A Portaferry Man in a Storm – Frank McNally on the Irish marine salvage specialist who helped save D-Day

In the weeks leading up to D-Day, 75 years ago, one of the operation’s crucial components was still lying on the bottom of the sea off southern England. It comprised a vast amount of concrete, formed into honeycombed caissons: the largest as big as a five-storey block of flats. These were to become the “Mulberry Harbours”, through which equipment and provisions for the invasion of Normandy would be landed.

After the Dieppe disaster of 1942, it was accepted by the Allies that capturing actual ports on that heavily defended coast was all but impossible. The invaders would instead have to construct temporary harbours, two of them, each the size of Dover.

To this end, the “Phoenix Caissons”, as they were known, had been sunk, or parked, on the English seabed in early 1944, awaiting their moment. When that came, their hollowed compartments would be pumped out and the blocks would rise – hence the “Phoenix” part of the name – before being towed across the channel. That was the theory, anyway. The practice proved much more problematic. And had it not been for the heroics of a now-forgotten salvage expert from Co Down, with the help of a well-timed accident involving one of the caissons, the operation might have been a disaster.

The salvage man's name was John Polland, originally MacPolin, and he was an odd candidate to become a saviour of the Royal Navy. The MacPolins were a staunchly nationalist family from Portaferry. A previous generation's naval experience had included internment on the HMS Argenta, in Belfast Lough, during the 1920s.That was the fate of John Polland's father, "lifted" in lieu of his brother Donal, who had been a member of a local IRA flying column.


By 1939, however, the younger Polland was a specialist in marine salvage, with 20 years’ experience. When the war came, this was enough to earn him a commission with the British admiralty’s salvage department. He had risen to captain by April 1944, in which capacity he found himself investigating a large concrete structure that had broken adrift while being towed and was now stranded on a beach near Littlehampton.
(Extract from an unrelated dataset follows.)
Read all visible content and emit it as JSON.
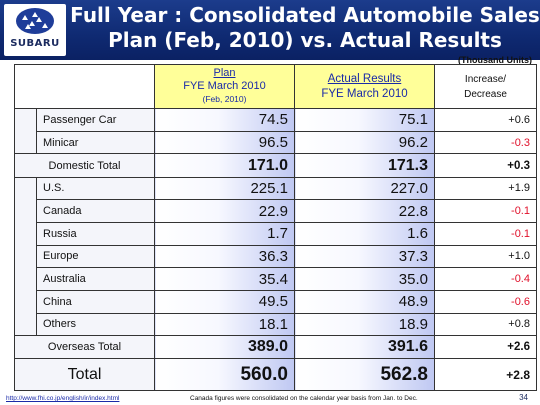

This in turn led him to discover the large number of similar “monstrosities” (as he put it) partly or wholly submerged along the coast. Such was the secrecy in which they had been constructed, neither he nor his immediate superiors had any idea what they were for.Indeed, the same secrecy explained the bad condition many blocks were in, inadequately finished or sunk carelessly by people who assumed them to be defensive structures that would never rise again.

It was not until a special meeting at the War Office on May 20th, when an envelope containing the navy’s orders for D-Day was opened, that Polland and others attending realised what the caissons were for. The date of the invasion remained a secret, however. So although Polland had acquired the task of raising the phoenixes, which he knew would not happen with anything like the alacrity expected, he did not yet know how urgent his task was.

The planners had envisaged caissons being towed to France at a rate of nine a day once the invasion began. But structural problems, including blocks that had cracked on being sunk, made for glacial progress. "Dear God," Polland wrote in his diary as pressure mounted, "how many more difficulties shall we discover before time runs out?"

Not until June 3rd would he learn that D-Day was set for the 5th (it was to be delayed a further 24 hours). By then, only four caissons had been raised. On the plus side, he now had orders from the top that anything required would be made available, including in one case a mile-and-a-half of six-inch steel piping to pump water.

Recalling Dunkirk, Polland also issued a late call for volunteers from every yacht or boat club on the south coast. The 24-hour delay was a big help too. This on June 5th, the admiralty was able to tell Winston Churchill that the required nine caissons would be ready to move on D-Day, with the same on D-Days plus 1 and 2. After that, there could be no guarantees.

In the event, Polland’s labours proved sufficient.  Although the harbour at Omaha beach was never completed before being badly damaged by a storm on June 19th, it remained useful in part. The one at Gold Beach, meanwhile, was a complete success.  It operated for months after D-Day, funnelling 2.5 million men, 500,000 vehicles, and four million tons of supplies into France. Some of the structure is still visible at the village of Arromanches-les-Bains today.